# Night lighting: Arcadia Moonlight Vs. White Python Moonlight



## Manchanification (Jan 25, 2014)

Hello all.

I'm looking to get some night lighting for my leo's viv and I can't make up my mind between the arcadia led system and the white python led system (Links below for descrips)

Does anyone have any experience with either or both as to which is better?

Ta in advance for any help 

White Python: WhitePython

Arcadia Moonlight: Blue Moonlight LED Striplight : Arcadia Reptile


----------



## sharpstrain (May 24, 2008)

I have the Arcadia - it is very good :no1:


----------



## reptiles-ink (Nov 4, 2006)

I don't use either of those but the white python one is easier to get a dimmer control for.


----------



## Manchanification (Jan 25, 2014)

Do you know how long the strip you get is? The viv is just shy of 3 foot and I'm wondering if one on it's own will be enough?


----------



## Arcadiajohn (Jan 30, 2011)

The Arcadia version is not able to be dimmed but it is totally IP68 waterproof.

It has a lenticular lens inside so that it does not produce potentially harmful shafts of light and it produces light in this flood at around 460-480nm

It is a complete kit that can be fitted with suckers or wood screws (both included)

One unit will light a viv to crepuscular levels of 3' on its own.

John


----------



## Manchanification (Jan 25, 2014)

Arcadiajohn said:


> The Arcadia version is not able to be dimmed but it is totally IP68 waterproof.
> 
> It has a lenticular lens inside so that it does not produce potentially harmful shafts of light and it produces light in this flood at around 460-480nm
> 
> ...


 Please excuse me for being dense but how would the shafts of light produced by LEDS without a lenticular lens be harmful?

Thanks for the info


----------



## Arcadiajohn (Jan 30, 2011)

Light from any source that hits the eye can cause irritation. LEDs make this worse as they are point source by nature.

It is therefore a great idea to spread the source of the light to reduce the pin spotting of the source. 

In Jungle Dawn we use "flood LEDs" grouped close together and in the moonlight we use a lens to turn the point into a flood.

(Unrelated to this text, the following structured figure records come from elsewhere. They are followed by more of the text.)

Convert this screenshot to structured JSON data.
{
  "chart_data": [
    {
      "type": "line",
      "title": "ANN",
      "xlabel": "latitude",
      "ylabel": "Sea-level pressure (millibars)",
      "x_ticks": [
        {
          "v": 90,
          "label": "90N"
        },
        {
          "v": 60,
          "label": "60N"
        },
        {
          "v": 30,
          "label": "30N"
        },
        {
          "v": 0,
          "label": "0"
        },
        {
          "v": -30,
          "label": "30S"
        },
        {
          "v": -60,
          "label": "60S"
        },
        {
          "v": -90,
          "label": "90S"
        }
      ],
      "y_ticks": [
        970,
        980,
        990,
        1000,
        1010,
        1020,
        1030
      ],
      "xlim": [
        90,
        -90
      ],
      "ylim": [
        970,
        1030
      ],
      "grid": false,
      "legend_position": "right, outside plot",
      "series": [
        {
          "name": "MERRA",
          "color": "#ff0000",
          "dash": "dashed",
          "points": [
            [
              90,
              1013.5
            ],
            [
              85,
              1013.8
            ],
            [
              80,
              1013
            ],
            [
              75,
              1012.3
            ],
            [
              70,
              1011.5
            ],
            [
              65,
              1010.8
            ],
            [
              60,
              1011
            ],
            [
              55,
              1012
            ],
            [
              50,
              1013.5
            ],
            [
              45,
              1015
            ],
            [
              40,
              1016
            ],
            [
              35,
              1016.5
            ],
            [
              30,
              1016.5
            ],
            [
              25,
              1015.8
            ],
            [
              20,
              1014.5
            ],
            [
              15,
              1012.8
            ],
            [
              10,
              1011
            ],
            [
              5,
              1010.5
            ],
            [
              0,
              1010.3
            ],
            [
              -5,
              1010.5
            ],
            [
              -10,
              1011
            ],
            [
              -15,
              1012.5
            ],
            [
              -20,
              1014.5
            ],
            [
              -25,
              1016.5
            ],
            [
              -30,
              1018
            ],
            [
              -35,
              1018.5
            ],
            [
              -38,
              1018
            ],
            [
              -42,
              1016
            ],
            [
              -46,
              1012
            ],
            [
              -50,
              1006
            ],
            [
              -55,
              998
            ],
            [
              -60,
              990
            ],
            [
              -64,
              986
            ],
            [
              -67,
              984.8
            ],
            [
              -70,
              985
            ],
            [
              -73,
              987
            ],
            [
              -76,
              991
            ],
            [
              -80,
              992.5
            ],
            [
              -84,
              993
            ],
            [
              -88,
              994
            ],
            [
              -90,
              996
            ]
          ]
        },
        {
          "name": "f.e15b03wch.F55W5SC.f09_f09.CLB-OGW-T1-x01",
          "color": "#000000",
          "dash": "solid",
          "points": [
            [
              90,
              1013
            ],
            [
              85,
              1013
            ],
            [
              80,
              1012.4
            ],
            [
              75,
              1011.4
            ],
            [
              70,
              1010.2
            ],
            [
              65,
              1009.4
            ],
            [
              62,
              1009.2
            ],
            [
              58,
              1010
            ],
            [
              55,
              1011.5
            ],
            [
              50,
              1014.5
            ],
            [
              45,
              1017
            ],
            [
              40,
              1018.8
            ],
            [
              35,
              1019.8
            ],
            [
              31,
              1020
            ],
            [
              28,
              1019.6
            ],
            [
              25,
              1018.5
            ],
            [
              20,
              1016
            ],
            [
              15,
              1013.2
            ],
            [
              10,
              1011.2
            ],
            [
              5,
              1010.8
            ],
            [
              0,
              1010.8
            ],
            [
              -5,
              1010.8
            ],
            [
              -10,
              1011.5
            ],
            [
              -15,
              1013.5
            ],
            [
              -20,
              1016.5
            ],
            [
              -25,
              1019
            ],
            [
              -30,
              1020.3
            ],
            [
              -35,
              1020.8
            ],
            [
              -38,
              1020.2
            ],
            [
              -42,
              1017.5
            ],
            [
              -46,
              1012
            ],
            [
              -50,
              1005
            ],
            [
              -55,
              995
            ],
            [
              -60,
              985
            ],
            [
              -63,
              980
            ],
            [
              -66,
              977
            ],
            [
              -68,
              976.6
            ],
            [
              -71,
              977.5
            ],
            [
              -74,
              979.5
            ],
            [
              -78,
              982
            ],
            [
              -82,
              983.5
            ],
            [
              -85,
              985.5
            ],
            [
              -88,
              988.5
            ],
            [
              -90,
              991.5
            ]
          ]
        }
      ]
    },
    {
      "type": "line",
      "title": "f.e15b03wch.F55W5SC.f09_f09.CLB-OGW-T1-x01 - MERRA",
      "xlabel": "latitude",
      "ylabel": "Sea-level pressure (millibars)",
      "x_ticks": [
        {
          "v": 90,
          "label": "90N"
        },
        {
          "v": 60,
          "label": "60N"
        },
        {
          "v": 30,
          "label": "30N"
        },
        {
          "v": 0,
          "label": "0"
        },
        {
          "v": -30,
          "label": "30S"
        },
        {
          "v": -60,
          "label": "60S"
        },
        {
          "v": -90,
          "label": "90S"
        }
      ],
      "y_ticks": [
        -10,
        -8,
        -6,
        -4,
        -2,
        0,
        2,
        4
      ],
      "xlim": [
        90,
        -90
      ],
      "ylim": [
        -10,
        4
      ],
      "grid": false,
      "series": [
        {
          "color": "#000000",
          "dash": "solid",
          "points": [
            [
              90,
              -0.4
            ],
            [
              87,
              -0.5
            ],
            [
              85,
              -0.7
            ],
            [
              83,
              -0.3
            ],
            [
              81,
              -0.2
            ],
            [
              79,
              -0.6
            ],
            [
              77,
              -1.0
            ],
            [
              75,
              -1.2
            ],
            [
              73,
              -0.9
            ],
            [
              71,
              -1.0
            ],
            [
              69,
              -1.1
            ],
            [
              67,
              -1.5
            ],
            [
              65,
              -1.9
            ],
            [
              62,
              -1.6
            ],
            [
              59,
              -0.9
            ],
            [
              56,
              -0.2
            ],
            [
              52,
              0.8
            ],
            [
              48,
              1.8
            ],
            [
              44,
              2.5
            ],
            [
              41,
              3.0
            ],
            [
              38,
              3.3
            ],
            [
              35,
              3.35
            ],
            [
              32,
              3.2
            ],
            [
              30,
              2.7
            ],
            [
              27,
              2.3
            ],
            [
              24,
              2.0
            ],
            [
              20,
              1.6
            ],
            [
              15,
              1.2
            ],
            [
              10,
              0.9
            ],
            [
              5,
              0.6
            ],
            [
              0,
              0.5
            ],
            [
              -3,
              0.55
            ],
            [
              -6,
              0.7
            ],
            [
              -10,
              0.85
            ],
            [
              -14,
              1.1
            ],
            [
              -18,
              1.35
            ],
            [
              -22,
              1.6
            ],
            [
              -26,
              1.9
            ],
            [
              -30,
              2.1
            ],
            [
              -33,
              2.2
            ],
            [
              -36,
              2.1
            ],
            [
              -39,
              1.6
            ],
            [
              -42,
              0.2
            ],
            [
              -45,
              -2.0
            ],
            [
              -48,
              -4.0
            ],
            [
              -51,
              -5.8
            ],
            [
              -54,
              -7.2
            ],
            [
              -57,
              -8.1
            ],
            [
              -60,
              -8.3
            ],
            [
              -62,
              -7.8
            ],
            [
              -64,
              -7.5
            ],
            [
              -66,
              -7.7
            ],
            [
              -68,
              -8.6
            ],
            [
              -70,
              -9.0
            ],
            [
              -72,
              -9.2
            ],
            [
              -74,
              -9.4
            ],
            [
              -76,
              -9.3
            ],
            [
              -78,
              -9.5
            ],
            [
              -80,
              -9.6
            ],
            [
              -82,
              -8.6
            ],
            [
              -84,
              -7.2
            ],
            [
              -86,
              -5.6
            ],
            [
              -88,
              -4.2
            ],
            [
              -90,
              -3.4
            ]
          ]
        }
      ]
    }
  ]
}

This then reduces any risk of PKC

John


----------



## Manchanification (Jan 25, 2014)

Ok thanks for the info


----------



## s6t6nic6l (May 15, 2010)

Lucky Reptile - Products

I use these on all enclosures for all types of critters. depending on lighting needs I use either one or two in the enclosure.
no need for transformer running costs as they just screw into E27 fixtures.
great in wooden vivs as you can hide them behind top plinths and angle holder for required lighting effect. for glass tanks I use a glowlight placed on glass that has replaced the mesh used on lid or a custom lid has been used.
examples:
very tall viv has 1 bulb(0.5W) for a chameleon that does not disrupt her sleep whatsoever and gives a nice night time scene.
wide shallow viv has 2 bulbs(1W) for a corn snake for viewing its activities at any time.
FYI: all moonlight bulbs are turned of at midnight 
just another option for ya to consider.


----------



## reptiles-ink (Nov 4, 2006)

s6t6nic6l said:


> Lucky Reptile - Products
> 
> I use these on all enclosures for all types of critters. depending on lighting needs I use either one or two in the enclosure.
> no need for transformer running costs as they just screw into E27 fixtures.
> ...


 
Just a pity that they charge so much for them.
I used to supply the exact same ones without their name on the packaging for £1.50


----------



## s6t6nic6l (May 15, 2010)

reptiles-ink said:


> Just a pity that they charge so much for them.
> I used to supply the exact same ones without their name on the packaging for £1.50


obviously I look for the cheapest on the market when purchasing but were much cheaper when last one was bought online some while back.
I don't worry too much about the pennies if something is needed for a setup and as quoted these do me fine and will buy more if and when the need arises whatever the cost. I have 7 already so...........


----------